Table 1 Defined rules for \(\alpha\), \(\beta\), and \(\gamma\) scenarios, and the security risks

Using Eq. (4), Table 1 is then updated to Table 2 with \(\delta\) where the state of other parameters remains unchanged when at state “Low” while other rules are as captured in Table 2. The status of all the monitored parameters by utilizing the set rules are achieved based on the developed pseudocode of Table 3. This is implemented using FIS.

Table 2 Updated rules for the scenarios of all the monitored parameters
Table 3 Developed pseudocode for implementing the scenario model

Developed input–output model and the fuzzy sets for electricity theft prevention

The set rules and algorithm developed in Tables 2 and 3 are implemented by FIS using MATLAB R2019b. Figure 3 shows the developed input and output layout utilising the popular Mamdani model. The Mamdani model is chosen because it offers easier and more instinctive implementation of rules as it is better suited for the development of expert systems based on expert knowledge as presented in this study. Triangular and trapezoidal membership functions were defined for the input “Low” and “High”, respectively. Although no specific membership function is prescribed for any event, every human-expert system requires a fundamental understanding and possibly some trial-and-error approach, as was followed in this model. Table 4 shows the fuzzy set defined for the input and output.

Fig. 3
figure 3

Input–output layout of the developed model

Table 4 Defined fuzzy sets for the input and output membership functions

Developed electricity theft prevention model based on the implemented rules

The developed electricity theft prevention model implemented based on utilisation of the results of the FIS model for all modelled scenarios is given in Fig. 4. Decisions on monitored parameters are evaluated at every timestep and are firmly based on Fig. 4. If there is any risk (defined to be the “High” or “Very High” states), an attempt is made to automatically clear the threat before electricity theft is significantly committed.

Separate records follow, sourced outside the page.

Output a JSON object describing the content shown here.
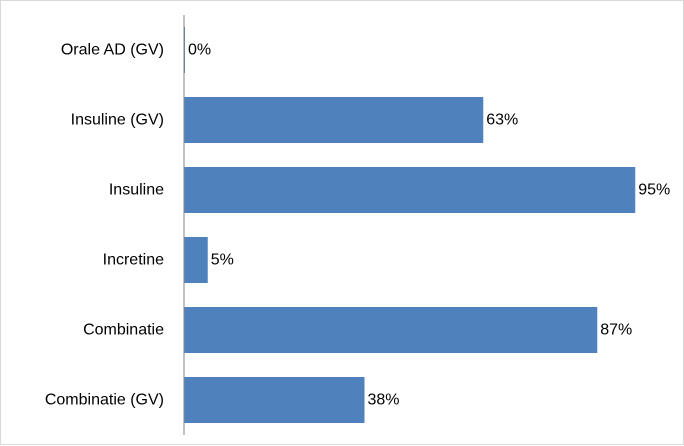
{
  "chart_data": {
    "type": "bar",
    "orientation": "horizontal",
    "categories": [
      "Orale AD (GV)",
      "Insuline (GV)",
      "Insuline",
      "Incretine",
      "Combinatie",
      "Combinatie (GV)"
    ],
    "values": [
      0,
      63,
      95,
      5,
      87,
      38
    ],
    "value_labels": [
      "0%",
      "63%",
      "95%",
      "5%",
      "87%",
      "38%"
    ],
    "unit": "%",
    "title": "",
    "xlabel": "",
    "ylabel": "",
    "xlim": [
      0,
      100
    ],
    "grid": false,
    "legend": "none",
    "bar_color": "#4f81bd",
    "axis_color": "#868686"
  }
}
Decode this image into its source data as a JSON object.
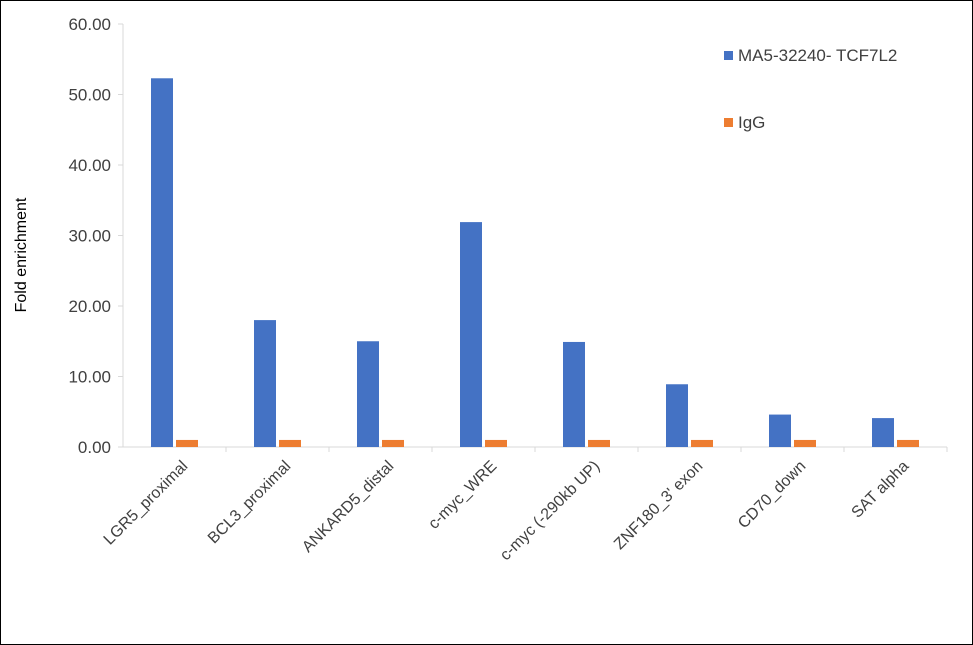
{
  "chart_data": {
    "type": "bar",
    "title": "",
    "xlabel": "",
    "ylabel": "Fold enrichment",
    "ylim": [
      0,
      60
    ],
    "yticks": [
      0,
      10,
      20,
      30,
      40,
      50,
      60
    ],
    "ytick_labels": [
      "0.00",
      "10.00",
      "20.00",
      "30.00",
      "40.00",
      "50.00",
      "60.00"
    ],
    "grid": false,
    "legend_position": "top-right",
    "categories": [
      "LGR5_proximal",
      "BCL3_proximal",
      "ANKARD5_distal",
      "c-myc_WRE",
      "c-myc (-290kb UP)",
      "ZNF180_3' exon",
      "CD70_down",
      "SAT alpha"
    ],
    "series": [
      {
        "name": "MA5-32240- TCF7L2",
        "color": "#4472C4",
        "values": [
          52.3,
          18.0,
          15.0,
          31.9,
          14.9,
          8.9,
          4.6,
          4.1
        ]
      },
      {
        "name": "IgG",
        "color": "#ED7D31",
        "values": [
          1.0,
          1.0,
          1.0,
          1.0,
          1.0,
          1.0,
          1.0,
          1.0
        ]
      }
    ]
  }
}
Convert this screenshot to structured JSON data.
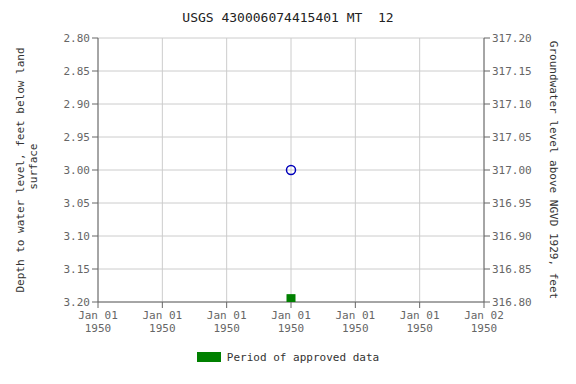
{
  "chart_data": {
    "type": "scatter",
    "title": "USGS 430006074415401 MT  12",
    "ylabel": "Depth to water level, feet below land\n surface",
    "y2label": "Groundwater level above NGVD 1929, feet",
    "categories": [
      "Jan 01\n1950",
      "Jan 01\n1950",
      "Jan 01\n1950",
      "Jan 01\n1950",
      "Jan 01\n1950",
      "Jan 01\n1950",
      "Jan 02\n1950"
    ],
    "series": [
      {
        "values": [
          null,
          null,
          null,
          3.0,
          null,
          null,
          null
        ],
        "color": "#0000bb",
        "marker": "circle-open"
      },
      {
        "name": "Period of approved data",
        "values": [
          null,
          null,
          null,
          3.195,
          null,
          null,
          null
        ],
        "color": "#008000",
        "marker": "square"
      }
    ],
    "ylim": [
      3.2,
      2.8
    ],
    "yticks": [
      {
        "value": 2.8,
        "label": "2.80"
      },
      {
        "value": 2.85,
        "label": "2.85"
      },
      {
        "value": 2.9,
        "label": "2.90"
      },
      {
        "value": 2.95,
        "label": "2.95"
      },
      {
        "value": 3.0,
        "label": "3.00"
      },
      {
        "value": 3.05,
        "label": "3.05"
      },
      {
        "value": 3.1,
        "label": "3.10"
      },
      {
        "value": 3.15,
        "label": "3.15"
      },
      {
        "value": 3.2,
        "label": "3.20"
      }
    ],
    "y2lim": [
      316.8,
      317.2
    ],
    "y2ticks": [
      {
        "value": 316.8,
        "label": "316.80"
      },
      {
        "value": 316.85,
        "label": "316.85"
      },
      {
        "value": 316.9,
        "label": "316.90"
      },
      {
        "value": 316.95,
        "label": "316.95"
      },
      {
        "value": 317.0,
        "label": "317.00"
      },
      {
        "value": 317.05,
        "label": "317.05"
      },
      {
        "value": 317.1,
        "label": "317.10"
      },
      {
        "value": 317.15,
        "label": "317.15"
      },
      {
        "value": 317.2,
        "label": "317.20"
      }
    ],
    "grid": true,
    "legend": "bottom"
  }
}
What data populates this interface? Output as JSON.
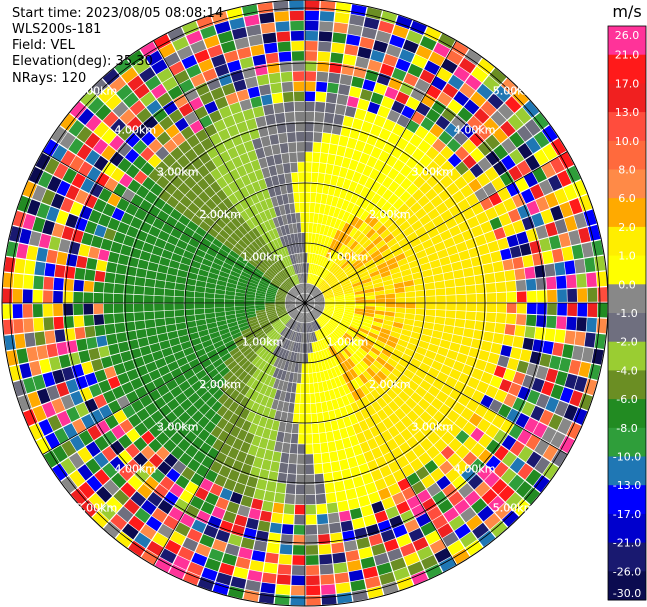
{
  "header": {
    "start_time": "Start time: 2023/08/05 08:08:14",
    "instrument": "WLS200s-181",
    "field": "Field: VEL",
    "elevation": "Elevation(deg): 35.30",
    "nrays": "NRays: 120"
  },
  "chart_data": {
    "type": "heatmap",
    "subtype": "radar-ppi",
    "field": "VEL",
    "unit": "m/s",
    "n_rays": 120,
    "range_rings_km": [
      1.0,
      2.0,
      3.0,
      4.0,
      5.0
    ],
    "range_ring_labels": [
      "1.00km",
      "2.00km",
      "3.00km",
      "4.00km",
      "5.00km"
    ],
    "colorbar": {
      "unit_label": "m/s",
      "tick_labels": [
        "26.0",
        "21.0",
        "17.0",
        "13.0",
        "10.0",
        "8.0",
        "6.0",
        "2.0",
        "1.0",
        "0.0",
        "-1.0",
        "-2.0",
        "-4.0",
        "-6.0",
        "-8.0",
        "-10.0",
        "-13.0",
        "-17.0",
        "-21.0",
        "-26.0",
        "-30.0"
      ],
      "colors": [
        "#ff3399",
        "#ff1a1a",
        "#f02020",
        "#ff4d3d",
        "#ff6a3d",
        "#ff8a47",
        "#ffaa00",
        "#ffee00",
        "#ffff00",
        "#888888",
        "#6f6f7f",
        "#9acd32",
        "#6b8e23",
        "#228b22",
        "#2f9e3a",
        "#1f77b4",
        "#0000ff",
        "#0000cd",
        "#191970",
        "#0b0b50"
      ]
    },
    "pattern": {
      "near_zero": "grey band curving around center",
      "positive": "yellow / orange on east side",
      "negative": "green / olive on west side",
      "far_range": "noisy multicolored outer rings"
    }
  },
  "colors": {
    "grey": "#808080",
    "dark_grey": "#6b6b7a",
    "yellow": "#ffff00",
    "yellow2": "#ffe800",
    "orange": "#ffaa00",
    "light_green": "#9acd32",
    "olive": "#6b8e23",
    "green": "#228b22",
    "dark_green": "#2e8b57"
  }
}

This adequately improves the self-healing function of the AMI. Such compromised state may necessitate further assessment or action to secure the system usually by subjecting compromised SEM to further analysis depending on if the self-healing is not able to restore the system. As shown in the developed model, further analysis may be required where automated action becomes inadequate to clear suspicious status.

Fig. 4
figure 4

Developed electricity theft prevention model

Results and discussion

The result of the developed model is as given in Fig. 5 at 50% weight of each of the modelled parameters. The result is determined by the selecting a monitored parameter with interdependencies on at least, one other parameter with respect to the security level. These models are as shown in form of the velocity vectors of Fig. 6 through Fig. 11. Figures 6, 7 and 8 show that where observer meter reading error is not significant, threats are high, but covers densely in both dimensions with the observer meter error significant as replicated in Figs. 9, 10 and 11. These dense velocity behaviours depict the importance given to the state of the observer meter reading. The quiver or velocity plots give clear indications of the modelled parameters and their interactions in the determination of risks. Sometimes, errors could be due to a faulty sensor, and the output of the quiver plot comes in handy to help the operator make a desired decision. This evaluation is carried out at every set timestep, \(\tau\) and is selected to be as short as to allow the prevention scheme to act before any significant loss is incurred in cases of compromise. \(\tau\) is to be effectively determined by the utility. \(\tau\) can be chosen to be as low as every minute but to allow for proper and unexaggerated period of monitoring, it should be in a few hours cycle, although the choice of \(\tau\) significantly depends on the operational planning of the utility. This scheme offers an improved level of security for a typical AMI. This work presents a new dimension in the studies of electricity theft prevention in AMI as this is the first approach of modelling selected electricity theft indicative parameters. The main contribution of this paper is the provision of enhanced monitoring measures for AMI to help prevent electricity theft. If implemented, the selected state parameters offer adequate enhancement on the security architecture of the AMI.

Fig. 5
figure 5

Rules implementation of the FIS-based prevention model

Fig. 6
figure 6

Model dependency \(\alpha\) and \(\beta\) on the security risk

Fig. 7
figure 7

Model dependency \(\alpha\) and \(\gamma\) on the security risk

Fig. 8
figure 8

Model dependency \(\gamma\) and \(\beta\) on the security risk

Fig. 9
figure 9

Model dependency of \(\delta\) and \(\alpha\) security risk

Fig. 10
figure 10

Model dependency of \(\delta\) and \(\gamma\) on the security risk

Fig. 11
figure 11

Model dependency of \(\delta\) and \(\beta\) on the security risk

Conclusion

Prevention of electricity thefts in AMI is a key aspect of SG implementation. To prevent possible electricity theft in AMI, this study provided a novel rule-based design to model selected parameters indicative of electricity thefts. The parameters were modelled based on a set of rules for various scenarios to define security risks before applying a rule-based technique utilizing FIS model. The results show that the monitored parameters allow for easy identification of compromised scenarios indicated by the dense area of the quiver plots. Enhancement in the monitoring scheme of AMI is achieved and serves as an additional layer to its security architecture. This scheme, implementable in smart utility networks, offers a simplified AMI with divisions into zones for ease of monitoring while providing increased security by monitoring selected and modelled parameters for prompt response in the prevention of electricity thefts. Further works may incorporate more indicative parameters to offer enhanced security and could also involve a real-time monitoring of the energy consumption. Artificial intelligence techniques could also be explored to develop enhanced robust techniques based on data from the installed sensors on AMI.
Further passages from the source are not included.